Pré-operatório - "Cheguei ao pré-operatório às 7h30. A enfermeira me aplicou o soro e lá fiquei assistindo à televisão até 11h30. Eu sequer sabia o que estava passando na TV. Estava com medo de morrer. Era a minha primeira cirurgia".

Centro cirúrgico - "Fiquei aproximadamente uns 15 minutos no corredor, esperando a equipe do dr. Michel Bastouly preparar a sala. O medo só aumentava. Às 11h30, fui trocada de maca e a anestesista aplicou a anestesia no soro. Em segundos, apaguei".

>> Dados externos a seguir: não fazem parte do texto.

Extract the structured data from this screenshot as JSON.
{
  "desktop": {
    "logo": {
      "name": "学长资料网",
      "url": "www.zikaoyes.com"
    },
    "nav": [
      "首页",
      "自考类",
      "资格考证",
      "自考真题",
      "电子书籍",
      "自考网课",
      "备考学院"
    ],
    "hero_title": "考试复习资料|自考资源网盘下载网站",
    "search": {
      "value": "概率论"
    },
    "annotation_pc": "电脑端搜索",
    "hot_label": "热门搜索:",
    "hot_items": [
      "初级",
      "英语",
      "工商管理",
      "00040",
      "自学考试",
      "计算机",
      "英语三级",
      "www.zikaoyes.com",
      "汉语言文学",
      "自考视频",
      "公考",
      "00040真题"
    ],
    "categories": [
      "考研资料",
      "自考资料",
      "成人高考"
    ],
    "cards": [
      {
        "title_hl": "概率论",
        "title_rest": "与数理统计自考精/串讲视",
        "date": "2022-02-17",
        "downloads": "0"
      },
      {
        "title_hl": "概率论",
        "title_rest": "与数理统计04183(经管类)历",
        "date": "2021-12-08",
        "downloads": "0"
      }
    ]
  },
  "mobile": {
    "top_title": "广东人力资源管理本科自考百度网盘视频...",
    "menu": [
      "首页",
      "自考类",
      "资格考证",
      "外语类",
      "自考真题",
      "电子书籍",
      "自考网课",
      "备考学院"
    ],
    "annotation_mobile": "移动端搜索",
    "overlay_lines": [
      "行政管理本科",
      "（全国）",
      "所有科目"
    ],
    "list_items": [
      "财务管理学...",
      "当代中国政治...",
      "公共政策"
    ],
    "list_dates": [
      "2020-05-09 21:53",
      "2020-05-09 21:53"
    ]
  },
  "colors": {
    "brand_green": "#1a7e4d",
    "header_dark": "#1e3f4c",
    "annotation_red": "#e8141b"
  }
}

Pós-operatório - "Acordei muito tonta e a primeira coisa que fiz foi perguntar para a enfermeira se eu estava viva. Ela me tranqüilizou e me levou para um quarto onde recebi uma medicação e, pouco mais tarde, jantei. No dia seguinte, tive alta".

A cirurgia por videolaparoscopia não é abrangida pelo SUS, uma vez que ela  passa a ser considerada como estética. Com isso, Josilmar teve que desembolsar cerca de R$ 3.200,00 pela operação.

Segundo Miguel Bastouly, médico responsável pela cirurgia, a cicatrização externa demora aproximadamente um mês, e a interna, cerca de um ano.

Atualmente, as policlínicas não estão atendendo moradores de outras cidades, tendo seu uso destinado apenas aos moradores de Santos, sendo que estes moradores serão tratados somente na policlínica mais próxima. Confirmado pela assessoria de imprensa da Prefeitura.

No ano de 2005, cerca de 86.738 pessoas que residem desde Registro (litoral Sul) até Caraguatatuba (litoral Norte) foram atendidas na Santa Casa através do SUS.